France Inter, France 2 et France 3 viennent de nous administrer une parfaite leçon de journalisme de connivence.

Le cours a commencé par Léa Salamé qui recevait Olivier Bogillot, le Pdg de Sanofi hier matin dans le 7/9.

Le patron du groupe pharmaceutique était parfait dans son rôle ; il a parlé des besoins de capacité d’innovation et de capacités de production en France, mais en ajoutant aussitôt que l’innovation est principalement en dehors des laboratoires pharmaceutiques. Une façon de justifier les licenciements dans son entreprise qui aurait mérité d’être notée par Léa Salamé.

La journaliste était si béate d’admiration quant le patron a dévoilé que Sanofi allait produire 2 milliards de vaccins à ARN messager à partir de la fin de l’année qu’elle a oublié l’essentiel. Pour elle, cette prétendue relocalisation était suffisante pour ne pas s’attarder sur la question sans doute accessoire des licenciements par vagues entières dans les services de recherche et développement.

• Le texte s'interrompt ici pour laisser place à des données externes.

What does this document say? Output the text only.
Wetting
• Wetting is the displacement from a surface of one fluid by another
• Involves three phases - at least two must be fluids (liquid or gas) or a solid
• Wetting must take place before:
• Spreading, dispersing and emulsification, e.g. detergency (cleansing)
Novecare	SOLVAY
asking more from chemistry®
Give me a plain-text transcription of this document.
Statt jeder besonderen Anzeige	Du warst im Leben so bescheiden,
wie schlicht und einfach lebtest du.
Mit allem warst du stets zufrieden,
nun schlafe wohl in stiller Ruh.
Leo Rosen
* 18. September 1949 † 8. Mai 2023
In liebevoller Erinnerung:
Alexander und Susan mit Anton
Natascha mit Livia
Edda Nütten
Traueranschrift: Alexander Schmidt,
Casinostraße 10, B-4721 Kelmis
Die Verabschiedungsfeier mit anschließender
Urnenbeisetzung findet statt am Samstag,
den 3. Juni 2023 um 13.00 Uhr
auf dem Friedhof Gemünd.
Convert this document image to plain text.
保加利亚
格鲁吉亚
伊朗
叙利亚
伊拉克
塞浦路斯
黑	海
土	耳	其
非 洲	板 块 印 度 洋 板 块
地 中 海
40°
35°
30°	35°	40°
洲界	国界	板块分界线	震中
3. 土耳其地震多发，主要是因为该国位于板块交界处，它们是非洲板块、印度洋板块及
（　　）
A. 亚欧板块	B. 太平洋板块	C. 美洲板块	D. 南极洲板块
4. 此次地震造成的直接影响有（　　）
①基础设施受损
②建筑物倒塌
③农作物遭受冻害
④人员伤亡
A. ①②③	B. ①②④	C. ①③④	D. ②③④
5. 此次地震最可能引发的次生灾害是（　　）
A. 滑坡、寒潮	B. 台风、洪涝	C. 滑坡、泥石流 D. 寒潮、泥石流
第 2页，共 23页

Fermez le ban ; on n’en saura pas plus.

Le cours suivant, il fallait se connecter au journal de la mi-journée de France 3 pour le suivre. Un reportage s’est extasié de la réouverture d’une ancienne usine de production de Paracétamol à Roussillon en Isère. On saura quand même que l’usine avait fermé en 2008 et la production délocalisée en Chine. Elle était la dernière unité de production du célèbre médicament en Europe et les salariés n’étaient plus que 43, mais un an plus tôt ils étaient encore 285 ; la perspective de réouverture de l’usine à l’horizon 2023 a fait l’impasse sur le sort des pauvres salariés. Fallait-il privilégier l’information positive ?

L’usine appartenait au groupe Rhodia (issu de la séparation des activités chimie et pharmacie de Rhône-Poulenc lors de la fusion avec le groupe allemand Hoechst), numéro deux mondial pour la fabrication du Paracétamol dans le monde ; elle avait connu de multiples actionnaires, comme le groupe Solvay et, récemment, le fonds d’investissement Eurazeo. Le groupe Rhodia rebaptisé Seqens produira donc 10 000 tonnes de Paracétamol, commercialisé par Sanofi sous la marque Doliprane et par UPSA sous la marque Efferalgan, alors que les deux laboratoires se contentaient de conditionner le principe actif produit en Asie.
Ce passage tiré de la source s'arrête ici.